Оглядываясь назад, я вижу, сколь мощно мой детский опыт повлиял на
будущие события, он помог мне приспособиться к новым обстоятельствам,
связанным с религиозным кризисом отца, с утратой многих иллюзий. Этот опыт
помог мне принять мир таким, каков он есть и каким я его знаю сейчас, но не
знал вчера. Хотя каждый из нас живет своей собственной жизнью, но все мы в
первую очередь являемся представителями, жертвами и противниками того
коллективного бессознательного, чьи истоки теряются в глубине веков. Можно
всю жизнь думать, что следуешь собственным желаниям, так никогда и не
осознав, что в большинстве своем люди лишь статисты в этом мире, на этой
сцене. Существуют вещи, которые, хотим мы того или нет, знаем о них или не
знаем, мощно воздействуют на нашу жизнь, - и тем сильнее, чем меньше мы это
осознаем.
Так по крайней мере часть нашего существа живет в некоем безграничном
времени - именно та часть, которую я сам, для себя, обозначил как "номер 2".
Речь не идет о моем личном случае, это присуще всем, что подтверждается
существованием религии, которая обращена именно к этому внутреннему человеку
и уже две тысячи лет всерьез пытается вывести его на поверхность нашего
сознания, провозгласив своим девизом: Noli foras ire, in interiore homine
habitat veritas! (He стремись вовне, истина внутри нас! - лат.)
С 1892 по 1894 году меня произошло несколько тяжелых объяснений с
отцом. Он в свое время изучал восточные языки в Геттингене и посвятил свою
диссертацию арабской версии Песни Песней. Это "доблестное" время закончилось
вместе с выпускными экзаменами, с тех пор он забросил филологию. Сделавшись
деревенским священником, отец с воодушевлением погружался в студенческие
воспоминания и, раскуривая длинную студенческую трубку, с грустью думал о
том, что его брак складывался совсем не так. как он себе его представлял до
женитьбы. Он делал много добра людям - слишком много - и, как следствие,
сделался раздражительным и желчным. Оба моих родителя прилагали большие
усилия, чтобы жить благочестивой жизнью, а в результате между ними все чаще
возникали тягостные сцены. Все это не способствовало укреплению веры.
Состояние, в котором находился отец, вызывало у меня тревогу. Мать
избегала всего, что могло его разволновать, уклоняясь от споров.
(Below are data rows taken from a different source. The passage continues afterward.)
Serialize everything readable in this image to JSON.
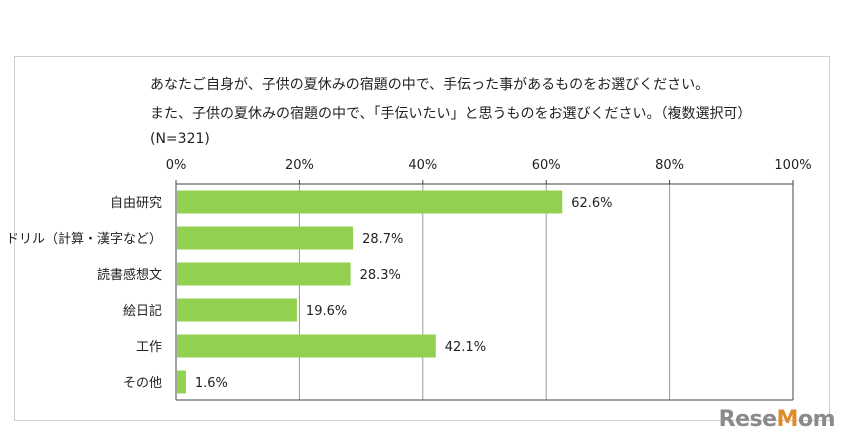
{
  "title_lines": [
    "あなたご自身が、子供の夏休みの宿題の中で、手伝った事があるものをお選びください。",
    "また、子供の夏休みの宿題の中で、「手伝いたい」と思うものをお選びください。（複数選択可）",
    "(N=321)"
  ],
  "chart_data": {
    "type": "bar",
    "orientation": "horizontal",
    "categories": [
      "自由研究",
      "ドリル（計算・漢字など）",
      "読書感想文",
      "絵日記",
      "工作",
      "その他"
    ],
    "values": [
      62.6,
      28.7,
      28.3,
      19.6,
      42.1,
      1.6
    ],
    "value_labels": [
      "62.6%",
      "28.7%",
      "28.3%",
      "19.6%",
      "42.1%",
      "1.6%"
    ],
    "xlim": [
      0,
      100
    ],
    "x_ticks": [
      "0%",
      "20%",
      "40%",
      "60%",
      "80%",
      "100%"
    ],
    "grid": true,
    "legend": "none",
    "bar_color": "#92d050"
  },
  "watermark": "ReseMom"
}
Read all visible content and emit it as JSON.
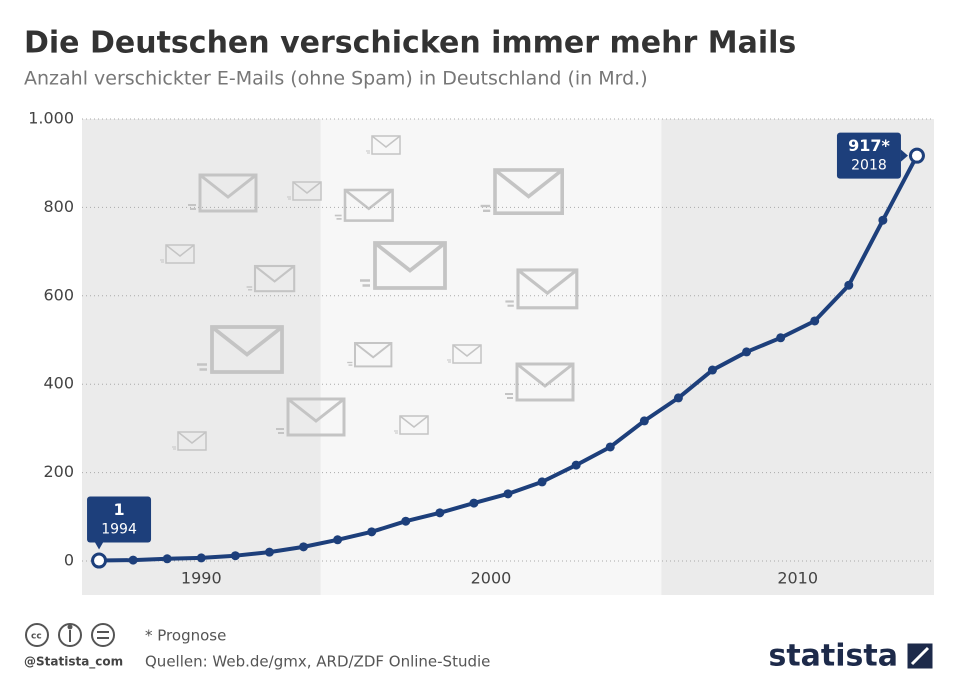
{
  "chart_data": {
    "type": "line",
    "title": "Die Deutschen verschicken immer mehr Mails",
    "subtitle": "Anzahl verschickter E-Mails (ohne Spam) in Deutschland (in Mrd.)",
    "x": [
      1994,
      1995,
      1996,
      1997,
      1998,
      1999,
      2000,
      2001,
      2002,
      2003,
      2004,
      2005,
      2006,
      2007,
      2008,
      2009,
      2010,
      2011,
      2012,
      2013,
      2014,
      2015,
      2016,
      2017,
      2018
    ],
    "series": [
      {
        "name": "E-Mails",
        "color": "#1d3f7b",
        "values": [
          1,
          2,
          5,
          7,
          12,
          20,
          32,
          48,
          66,
          90,
          109,
          131,
          152,
          179,
          217,
          258,
          317,
          369,
          432,
          473,
          505,
          543,
          624,
          771,
          917
        ]
      }
    ],
    "xlim": [
      1993.5,
      2018.5
    ],
    "ylim": [
      0,
      1000
    ],
    "yticks": [
      0,
      200,
      400,
      600,
      800,
      {
        "value": 1000,
        "label": "1.000"
      }
    ],
    "bands": [
      {
        "label": "1990",
        "from": 1993.5,
        "to": 2000.5,
        "shaded": true
      },
      {
        "label": "2000",
        "from": 2000.5,
        "to": 2010.5,
        "shaded": false
      },
      {
        "label": "2010",
        "from": 2010.5,
        "to": 2018.5,
        "shaded": true
      }
    ],
    "grid": true,
    "annotations": [
      {
        "x": 1994,
        "label": "1"
      },
      {
        "x": 2018,
        "label": "917*"
      }
    ],
    "note": "* Prognose",
    "source": "Quellen: Web.de/gmx, ARD/ZDF Online-Studie",
    "handle": "@Statista_com",
    "brand": "statista"
  }
}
Но понимая,
что она права и что нужно стараться вести себя именно так, я часто не мог
сдержаться. Обычно я никак не реагировал на раздражительные выходки отца,
но, когда у него улучшалось настроение, я пытался завязать беседу, надеясь
понять, что с ним происходит и что он сам обо всем этом думает. Его явно
что-то мучило, и я подозревал, что это имеет отношение к его вере. По
каким-то намекам, я заключил, что его одолевают сомнения. На мой взгляд, это
было неизбежно - ведь отец не пережил опыта, подобного моему. Мои
безуспешные попытки поговорить с ним утверждали меня в этой мысли. На мои
вопросы отец или давал одни и те же догматические ответы, или равнодушно
пожимал плечами, что вконец выводило меня из себя. Трудно было понять,
почему он не желает воспользоваться ситуацией и начать бороться. Мои
вопросы, несомненно, огорчали его, но я все же надеялся на конструктивный
разговор. Вообразить, что его знание о Боге нуждается в каких-то
доказательствах, я не мог. В эпистемологии я ориентировался неплохо,
понимая, что знания подобного рода не могут быть доказаны, но мне было в
равной степени ясно, что в доказательстве существования Бога не больше
нужды, чем в доказательстве красоты солнечного заката или загадочной
способности ночи будить наше воображение. Я пытался, наверное неловко,
поделиться с отцом этими очевидными истинами, надеясь помочь ему примириться
с судьбой. Но отцу нужно было другое - с кем-то ссориться, и он ссорился со
своей семьей и с самим собой. Почему он не переносил свои обиды на Бога,
этого таинственного auctor rerum creatorum (творца всего. - лат.),
Единственного, Кто действительно отвечал за все страдания мира? Отец,
конечно же, получил бы ответ - одно из тех магических, безгранично глубоких
и способных изменить судьбу сновидений, подобных тем, какие Бог посылал мне
(хоть я и не просил Его). Я не знаю - почему, но это так. Бог даже позволил
мне взглянуть на то, что было частью Его мира. И это последнее было тайной,
которую я не смел или не мог открыть отцу. Может быть, я смог бы это
сделать, будь он способен открыть для себя непосредственное знание о Боге.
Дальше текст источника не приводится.